Jornal de Campinas

Retorno ao presencial e modelo híbrido impulsionam reorganização de escritórios

Jovens em escritorio Imagem Freepik

Jovens em escritório/Imagem: Freepik

 

Empresas de Campinas e RMC se reorganizam entre modelos híbrido e presencial 

 

O retorno ao trabalho presencial, aliado à consolidação do modelo híbrido, ganhou força no Brasil e no mundo ao longo de 2025 e já provoca impactos diretos na rotina das empresas da Região Metropolitana de Campinas (RMC). A reocupação gradual dos escritórios tem levado organizações a reorganizar espaços corporativos, adaptar layouts e buscar soluções para armazenar móveis e equipamentos.

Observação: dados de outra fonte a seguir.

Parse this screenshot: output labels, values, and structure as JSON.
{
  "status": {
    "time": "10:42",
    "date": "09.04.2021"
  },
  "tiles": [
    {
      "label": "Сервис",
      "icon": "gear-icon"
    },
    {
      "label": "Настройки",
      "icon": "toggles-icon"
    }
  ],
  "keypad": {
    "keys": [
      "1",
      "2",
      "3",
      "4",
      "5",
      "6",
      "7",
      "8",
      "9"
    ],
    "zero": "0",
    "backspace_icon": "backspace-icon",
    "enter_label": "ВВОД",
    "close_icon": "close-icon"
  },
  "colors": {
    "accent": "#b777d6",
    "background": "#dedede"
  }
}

No cenário internacional, empresas como JPMorgan, Dell e Uber reduziram o home office integral e convocaram funcionários de volta aos escritórios. No Brasil, companhias como Amazon, Petrobras e Itaú reforçaram a presença física, mantendo em muitos casos o formato híbrido como alternativa intermediária.

A mudança estrutural também é percebida no interior paulista. Dados do Caged indicam que a Região Metropolitana de Campinas registrou mais de 47 mil admissões formais em novembro de 2025, com destaque para o setor de serviços. Ao mesmo tempo, o mercado imobiliário corporativo mostra sinais de retomada: a taxa de vacância de escritórios em Campinas caiu para 15,4%, o menor índice da última década, indicando maior ocupação dos espaços físicos.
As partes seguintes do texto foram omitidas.